Banyak spesies hewan terancam punah, sebagian besar akibat dampak manusia - Foto: LIVE SCIENCE
Jejak 'kepunahan massal'
Sebuah studi baru dari Universitas York (Inggris), yang dipimpin oleh ahli ekologi Jack Hatfield, menunjukkan bahwa tingkat kepunahan spesies saat ini "belum pernah terjadi sebelumnya dalam 66 juta tahun terakhir".
“Kita menyaksikan laju perubahan yang belum pernah terjadi sebelumnya dalam sejarah planet ini, dan manusia adalah penggerak utama di baliknya,” tegasnya.
Penelitian tim York didasarkan pada data perubahan lingkungan selama puluhan tahun, dikombinasikan dengan diskusi dengan para paleontolog dan ekologi.
Dengan membandingkan catatan fosil dengan data modern, tim merekonstruksi sejarah hilangnya spesies sejak kemunculan manusia.
Menurut analisis, jejak manusia terhadap keanekaragaman hayati dimulai sekitar 130.000 tahun yang lalu, bertepatan dengan hilangnya spesies raksasa seperti mammoth dan kukang tanah raksasa.
Seiring manusia menyebar di seluruh planet, laju kepunahan pun semakin cepat. Di zaman modern, daftarnya telah bertambah hingga mencakup burung dodo, harimau Tasmania, dan sapi laut Steller.
Hatfield mengatakan kepada Newsweek : "Tingkat kepunahan saat ini lebih cepat dan lebih besar daripada apa pun yang pernah kita lihat sejak kepunahan dinosaurus.
Meskipun kita belum mencapai ambang kepunahan massal, jika tren ini terus berlanjut, kita akan segera mencapai batas itu."

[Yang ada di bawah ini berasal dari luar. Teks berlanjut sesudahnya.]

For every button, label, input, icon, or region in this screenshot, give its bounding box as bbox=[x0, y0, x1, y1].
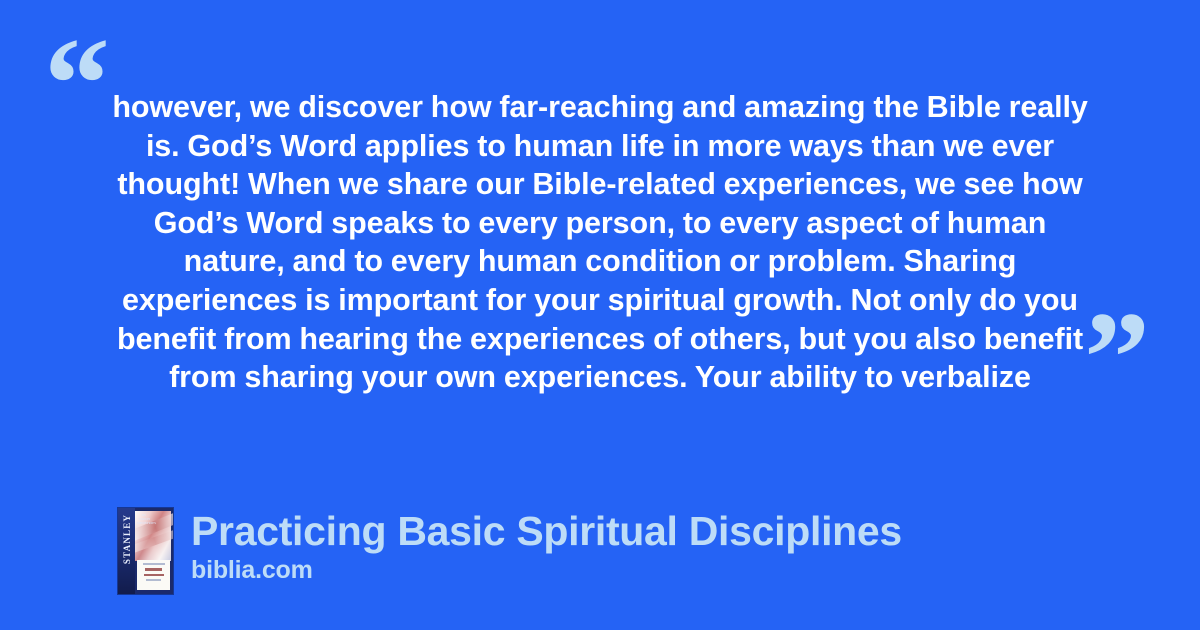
quote-text: however, we discover how far-reaching an… bbox=[112, 88, 1088, 397]
book-cover-thumbnail: STANLEY IN TOUCH MINISTRIES bbox=[118, 508, 173, 594]
open-quote-icon: “ bbox=[44, 18, 110, 150]
quote-block: “ however, we discover how far-reaching … bbox=[0, 0, 1200, 470]
close-quote-icon: ” bbox=[1084, 292, 1150, 424]
book-cover-title-panel bbox=[137, 560, 170, 590]
site-name: biblia.com bbox=[191, 556, 902, 584]
book-cover-spine: STANLEY bbox=[118, 508, 135, 594]
quote-card: “ however, we discover how far-reaching … bbox=[0, 0, 1200, 630]
attribution-text: Practicing Basic Spiritual Disciplines b… bbox=[191, 508, 902, 584]
book-title: Practicing Basic Spiritual Disciplines bbox=[191, 508, 902, 554]
book-cover-imprint: IN TOUCH MINISTRIES bbox=[137, 513, 151, 525]
book-cover-footer-band bbox=[137, 590, 170, 594]
attribution-footer: STANLEY IN TOUCH MINISTRIES Practicing B… bbox=[118, 508, 902, 594]
book-cover-author-name: STANLEY bbox=[122, 513, 132, 565]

Dalam sejarah Bumi, telah terjadi lima kepunahan besar. Bencana dinosaurus 66 juta tahun yang lalu hanyalah salah satunya, sementara "kepunahan besar" Permian terjadi 252 juta tahun yang lalu, yang memusnahkan lebih dari 80% kehidupan laut dan 70% spesies darat.

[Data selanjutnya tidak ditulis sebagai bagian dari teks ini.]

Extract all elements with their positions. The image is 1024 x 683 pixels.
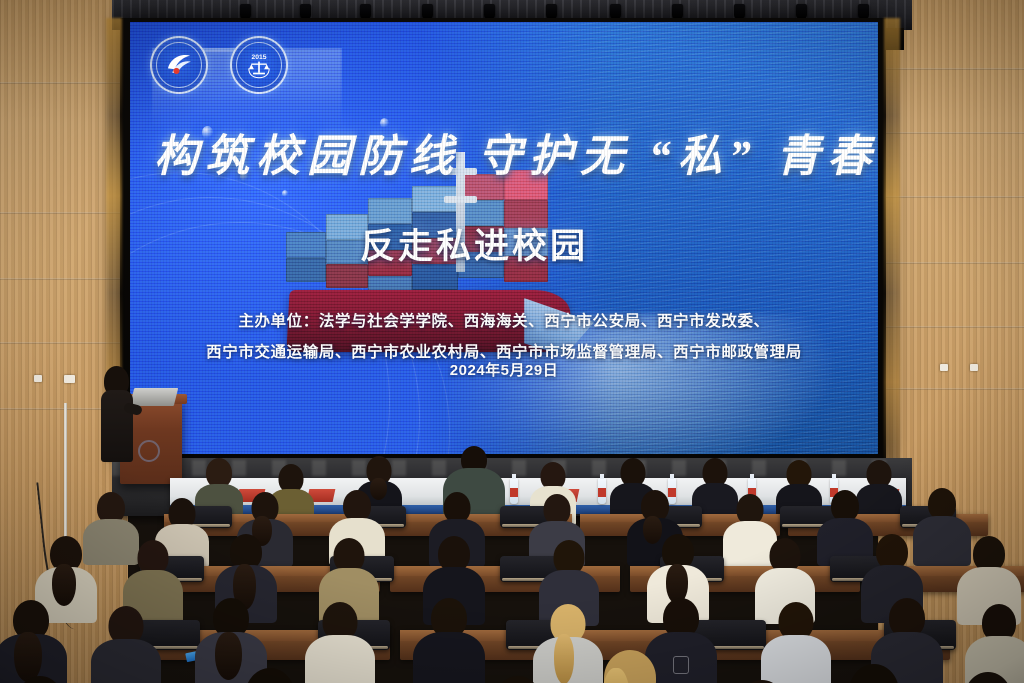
attendee-foreground: [822, 664, 926, 683]
lecture-hall-photo: 2015 构筑校园防线 守护无 “私” 青春 反走私进校园 主办单位：法学与社会…: [0, 0, 1024, 683]
ceiling-spotlight: [240, 4, 251, 19]
attendee: [92, 606, 160, 683]
attendee-foreground: [938, 672, 1024, 683]
ceiling-spotlight: [422, 4, 433, 19]
podium-laptop: [130, 388, 178, 406]
attendee: [762, 602, 830, 683]
ceiling-spotlight: [300, 4, 311, 19]
event-date: 2024年5月29日: [154, 359, 854, 380]
attendee-foreground: [0, 676, 90, 683]
ceiling-spotlight: [672, 4, 683, 19]
attendee-foreground: [218, 668, 322, 683]
ceiling-spotlight: [484, 4, 495, 19]
ceiling-spotlight: [858, 4, 869, 19]
attendee: [0, 600, 66, 683]
ceiling-spotlight: [610, 4, 621, 19]
wall-outlet-left-b: [64, 375, 75, 383]
wall-outlet-left-a: [34, 375, 42, 382]
attendee-foreground: [468, 676, 568, 683]
attendee: [414, 598, 484, 683]
presentation-led-screen: 2015 构筑校园防线 守护无 “私” 青春 反走私进校园 主办单位：法学与社会…: [130, 22, 878, 454]
ceiling-spotlight: [360, 4, 371, 19]
law-sociology-school-seal-icon: 2015: [230, 36, 288, 94]
qinghai-normal-university-seal-icon: [150, 36, 208, 94]
audience-area: CECIEN · · · · · · · ·: [0, 440, 1024, 683]
screen-logo-row: 2015: [150, 36, 288, 94]
ceiling-spotlight: [546, 4, 557, 19]
presentation-headline: 构筑校园防线 守护无 “私” 青春: [154, 120, 860, 184]
wall-plate-right-a: [940, 364, 948, 371]
wall-plate-right-b: [970, 364, 978, 371]
attendee-foreground-cecien: CECIEN · · · · · · · ·: [568, 650, 692, 683]
presentation-subheadline: 反走私进校园: [154, 218, 794, 269]
ceiling-spotlight: [796, 4, 807, 19]
right-accent-light-column: [884, 18, 900, 462]
svg-text:2015: 2015: [251, 54, 266, 61]
organizers-line-1: 主办单位：法学与社会学学院、西海海关、西宁市公安局、西宁市发改委、: [154, 306, 854, 337]
ceiling-spotlight: [734, 4, 745, 19]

Hatfield dan rekan-rekannya membandingkan laju hilangnya biologis saat ini dengan peristiwa Eosen-Oligosen, sekitar 34 juta tahun yang lalu, ketika iklim global mendingin dan es terbentuk di Antartika.
Namun, perbedaannya adalah peristiwa itu terjadi selama jutaan tahun, sementara dampak manusia hanya berlangsung sekitar 100.000 tahun tetapi meninggalkan konsekuensi yang setara.

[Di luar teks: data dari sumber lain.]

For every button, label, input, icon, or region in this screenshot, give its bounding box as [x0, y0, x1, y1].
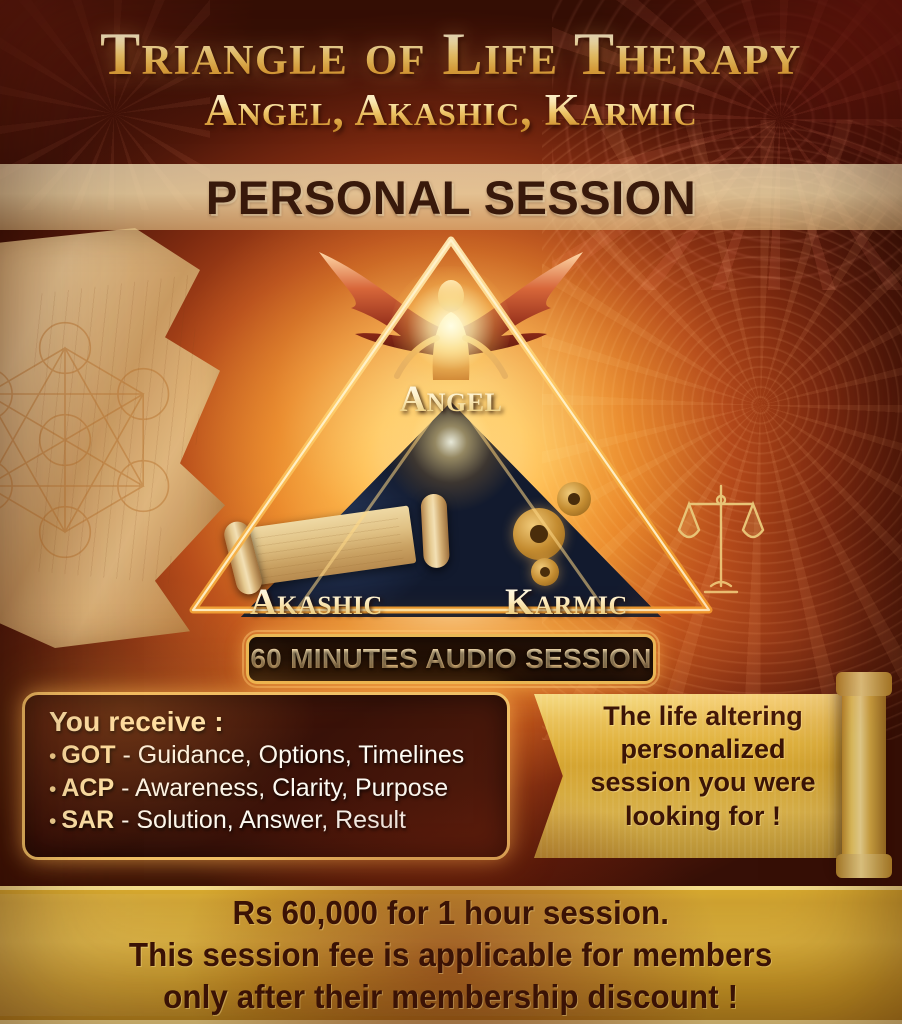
- tagline-line-1: The life altering: [560, 700, 846, 733]
- benefit-acronym: SAR: [61, 806, 114, 834]
- title-block: Triangle of Life Therapy Angel, Akashic,…: [0, 24, 902, 134]
- price-line-3: only after their membership discount !: [164, 976, 739, 1018]
- benefit-dash: -: [114, 774, 135, 802]
- benefit-dash: -: [116, 741, 138, 769]
- scroll-knob-top-icon: [836, 672, 892, 696]
- list-item: •GOT - Guidance, Options, Timelines: [49, 739, 507, 772]
- price-line-1: Rs 60,000 for 1 hour session.: [233, 892, 670, 934]
- session-type-label: PERSONAL SESSION: [206, 170, 696, 225]
- triangle-artwork: [131, 230, 771, 630]
- tagline-line-4: looking for !: [560, 800, 846, 833]
- page-title: Triangle of Life Therapy: [0, 24, 902, 85]
- benefits-list: •GOT - Guidance, Options, Timelines •ACP…: [49, 739, 507, 837]
- list-item: •SAR - Solution, Answer, Result: [49, 804, 507, 837]
- benefit-text: Awareness, Clarity, Purpose: [135, 774, 448, 802]
- triangle-label-karmic: Karmic: [505, 581, 628, 624]
- tagline-text: The life altering personalized session y…: [560, 700, 846, 833]
- price-line-2: This session fee is applicable for membe…: [129, 934, 772, 976]
- triangle-label-akashic: Akashic: [250, 581, 383, 624]
- triangle-label-angel: Angel: [400, 378, 503, 421]
- scroll-knob-bottom-icon: [836, 854, 892, 878]
- benefit-text: Solution, Answer, Result: [136, 806, 406, 834]
- poster-canvas: Triangle of Life Therapy Angel, Akashic,…: [0, 0, 902, 1024]
- benefit-acronym: ACP: [61, 774, 114, 802]
- list-item: •ACP - Awareness, Clarity, Purpose: [49, 772, 507, 805]
- tagline-line-2: personalized: [560, 733, 846, 766]
- benefit-text: Guidance, Options, Timelines: [138, 741, 465, 769]
- benefits-title: You receive :: [49, 706, 507, 738]
- scroll-roll-icon: [842, 680, 886, 872]
- bullet-icon: •: [49, 778, 56, 801]
- duration-label: 60 MINUTES AUDIO SESSION: [250, 643, 651, 675]
- tagline-ribbon: The life altering personalized session y…: [534, 676, 902, 874]
- benefits-panel: You receive : •GOT - Guidance, Options, …: [22, 692, 510, 860]
- bullet-icon: •: [49, 745, 56, 768]
- tagline-line-3: session you were: [560, 766, 846, 799]
- benefit-dash: -: [114, 806, 136, 834]
- bullet-icon: •: [49, 810, 56, 833]
- benefit-acronym: GOT: [61, 741, 115, 769]
- price-banner: Rs 60,000 for 1 hour session. This sessi…: [0, 886, 902, 1024]
- page-subtitle: Angel, Akashic, Karmic: [0, 87, 902, 134]
- session-type-band: PERSONAL SESSION: [0, 164, 902, 230]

"Peristiwa Eosen-Oligosen menunjukkan kepada kita betapa dahsyatnya perubahan iklim dalam membentuk kembali kehidupan di planet ini," tegas Hatfield. "Saat ini, hal itu terjadi lagi, hanya saja manusia adalah penyebabnya."

Masih ada waktu untuk upaya penyelamatan dan pelestarian satwa langka - Foto: EARTH.ORG
Belum terlambat
Seperti yang didefinisikan oleh Museum Sejarah Alam London, kepunahan massal terjadi ketika lebih dari 75% spesies menghilang dalam waktu kurang dari 2,8 juta tahun.
Bumi belum melewati ambang itu, tetapi para ilmuwan memperingatkan kita berada di "persimpangan jalan eksistensial."
Dalam wawancara dengan Newsweek , Hatfield menegaskan: "Ini adalah kisah yang kompleks, tetapi pesannya jelas. Artinya, umat manusia telah menjadi kekuatan yang membentuk sejarah Bumi. Kita masih memiliki kekuatan untuk menentukan bagaimana kisah ini berakhir."
Ia mengatakan bahwa meskipun “gambaran keanekaragaman hayati memudar”, masih ada waktu untuk membalikkan tren tersebut.
Penelitian tim York sekarang terus berkembang, dengan tujuan untuk lebih memahami bagaimana peristiwa kepunahan di masa lalu membentuk kembali ekosistem, sehingga membantu orang menjadi lebih sadar akan konsekuensi tindakan mereka saat ini.
Para ilmuwan di Universitas York telah menyimpulkan bahwa umat manusia telah memasuki fase "Antroposen", suatu era di mana manusia menjadi kekuatan dominan dalam proses alam.
“Apa yang terjadi selanjutnya bergantung pada bagaimana kita memilih untuk menyeimbangkan pembangunan dan kelangsungan hidup planet ini,” tegas Hatfield.
Di Phys.org , perwakilan tim peneliti menekankan: "Jika kita ingin menghindari terulangnya skenario masa lalu, kita perlu bertindak sekarang. Karena laju perubahan saat ini jauh melampaui apa pun yang pernah terlihat dalam catatan fosil."